My Mom is a different story and one that I have taken care and time to reflect on to do her memory justice. We were not close like some of my brothers were. I was the oldest child and my Mom put great demands on me. Our disconnect was that my Mom was not direct, she was a manipulator. If she wanted or expected something, she never asked directly, she would find an indirect, and often guilt laden, way to deliver the message. My Mom was determined that I would follow in my Dad’s academic footsteps which was daunting since he was National Honor Society in high school and graduated pre-med from Duke University and University of Pennsylvania Dental school Magna Cum Laude. I remember playing with his Phi Beta Kappa key as a child. All in all, I managed the National Honor Society but graduated Davidson College as “Didn’t Flunk Outta”. School, in general, did not interest me but fortunately it came easy enough for me to earn a college degree.

My earliest memory of my disconnect with my Mom came on the first day of school heading into the fourth grade. I should have sensed something was afoot when she told me she was driving me to school (we walked ten miles each way uphill in the snow for our entire elementary school career). On the way, she told me that I had been selected for the “Accelerated Class”. I didn’t know exactly what it was, but I sensed I was being carved out of the herd. Turns out, she had decided for me that I would be a nerd for the rest of my elementary school career. Everyone else rotated classmates each year but not us, we were together for all three years. My classmates were and are great people, but kids want to be accepted not ostracized and we were definitely the nerd class to our peers. I was incensed that my Mom had made the decision without discussing it and sprung it on me at the last minute. I expressed my displeasure after walking home from school and was informed that my parents had tested my IQ. I asked what it was and the answer was “we know what you are capable of”. I still have no idea what my IQ is, but it must be over 70. The pattern would repeat itself throughout my life. Don’t get me wrong, I loved my Mom and I now have a perspective on how her childhood made her who she was.

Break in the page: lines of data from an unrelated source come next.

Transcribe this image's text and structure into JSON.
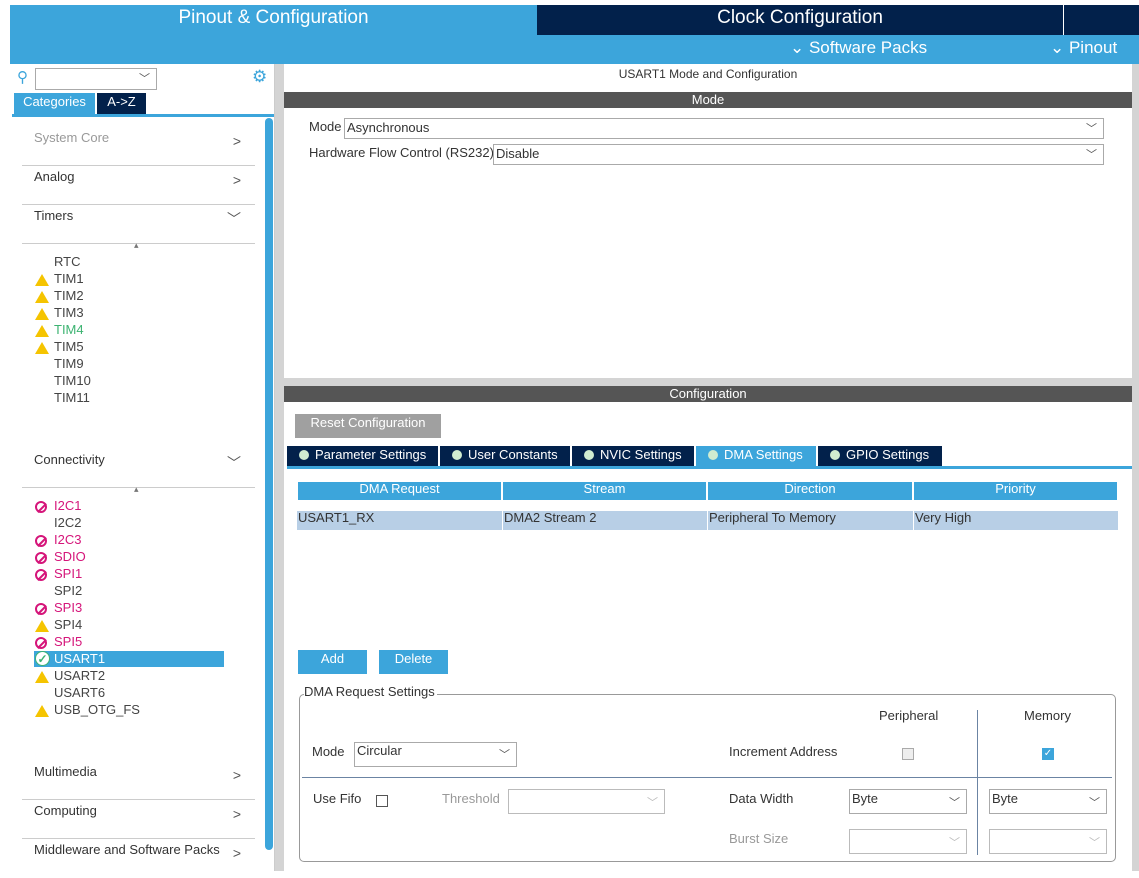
{
  "top_tabs": {
    "pinout": "Pinout & Configuration",
    "clock": "Clock Configuration"
  },
  "sub_menu": {
    "software_packs": "Software Packs",
    "pinout": "Pinout"
  },
  "sidebar": {
    "search_value": "",
    "tabs": [
      "Categories",
      "A->Z"
    ],
    "categories": [
      "System Core",
      "Analog",
      "Timers",
      "Connectivity",
      "Multimedia",
      "Computing",
      "Middleware and Software Packs"
    ],
    "timers": [
      {
        "label": "RTC",
        "status": "none"
      },
      {
        "label": "TIM1",
        "status": "warning"
      },
      {
        "label": "TIM2",
        "status": "warning"
      },
      {
        "label": "TIM3",
        "status": "warning"
      },
      {
        "label": "TIM4",
        "status": "warning",
        "color": "#3cb371"
      },
      {
        "label": "TIM5",
        "status": "warning"
      },
      {
        "label": "TIM9",
        "status": "none"
      },
      {
        "label": "TIM10",
        "status": "none"
      },
      {
        "label": "TIM11",
        "status": "none"
      }
    ],
    "connectivity": [
      {
        "label": "I2C1",
        "status": "disabled"
      },
      {
        "label": "I2C2",
        "status": "none"
      },
      {
        "label": "I2C3",
        "status": "disabled"
      },
      {
        "label": "SDIO",
        "status": "disabled"
      },
      {
        "label": "SPI1",
        "status": "disabled"
      },
      {
        "label": "SPI2",
        "status": "none"
      },
      {
        "label": "SPI3",
        "status": "disabled"
      },
      {
        "label": "SPI4",
        "status": "warning"
      },
      {
        "label": "SPI5",
        "status": "disabled"
      },
      {
        "label": "USART1",
        "status": "ok",
        "selected": true
      },
      {
        "label": "USART2",
        "status": "warning"
      },
      {
        "label": "USART6",
        "status": "none"
      },
      {
        "label": "USB_OTG_FS",
        "status": "warning"
      }
    ]
  },
  "main": {
    "title": "USART1 Mode and Configuration",
    "mode_header": "Mode",
    "mode_label": "Mode",
    "mode_value": "Asynchronous",
    "hfc_label": "Hardware Flow Control (RS232)",
    "hfc_value": "Disable",
    "config_header": "Configuration",
    "reset_button": "Reset Configuration",
    "tabs": [
      "Parameter Settings",
      "User Constants",
      "NVIC Settings",
      "DMA Settings",
      "GPIO Settings"
    ],
    "active_tab": "DMA Settings",
    "table": {
      "headers": [
        "DMA Request",
        "Stream",
        "Direction",
        "Priority"
      ],
      "rows": [
        [
          "USART1_RX",
          "DMA2 Stream 2",
          "Peripheral To Memory",
          "Very High"
        ]
      ]
    },
    "add_button": "Add",
    "delete_button": "Delete",
    "dma_settings": {
      "legend": "DMA Request Settings",
      "peripheral": "Peripheral",
      "memory": "Memory",
      "mode_label": "Mode",
      "mode_value": "Circular",
      "increment_label": "Increment Address",
      "periph_increment": false,
      "memory_increment": true,
      "use_fifo_label": "Use Fifo",
      "use_fifo": false,
      "threshold_label": "Threshold",
      "threshold_value": "",
      "data_width_label": "Data Width",
      "periph_width": "Byte",
      "memory_width": "Byte",
      "burst_label": "Burst Size",
      "periph_burst": "",
      "memory_burst": ""
    }
  },
  "colors": {
    "accent": "#3ca5db",
    "dark": "#02214b",
    "disabled": "#d5157a",
    "warning": "#f5c400"
  }
}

4 thoughts on “Whence I Came

  • Beautifully worded, as always…I so agree with the fact that parenting has no handbook….I came to understand that my parents did not have examples of being a parent…they were raised by immigrants who knew nothing but hard work..that’s why photos of the old days had such solemn expressions…I made my own way

  • There are exceptions to every axiom. As one adopted as an infant—a war baby, if you will—I wonder daily how I became who I am. I share zero traits with my adoptive parents. While I have been able to finally learn who my birthparents are, both are deceased. I have half-siblings I’ve never met so I can glean nothing from them. Additionally, information regarding my heritage imbued upon me from my earliest remembrance has been determined to be an out right falsehood. It turns out I really was a blank slate upon which I chose and I applied the colors, hues and nuances that would define me. Perhaps I unconsciously chose to not follow the lead of the adults that influenced my childhood. I honestly do not know. If nothing else, what I learned from my earliest memories is that I always had a choice. I dont know how I knew that but know it, I did. And the more I was told I couldn’t choose, the more I chose. I still choose today…every day, every hour, every moment. An inherent right, not taught…not learned…inherent. You made the right choices, Clay Poindexter. Good job!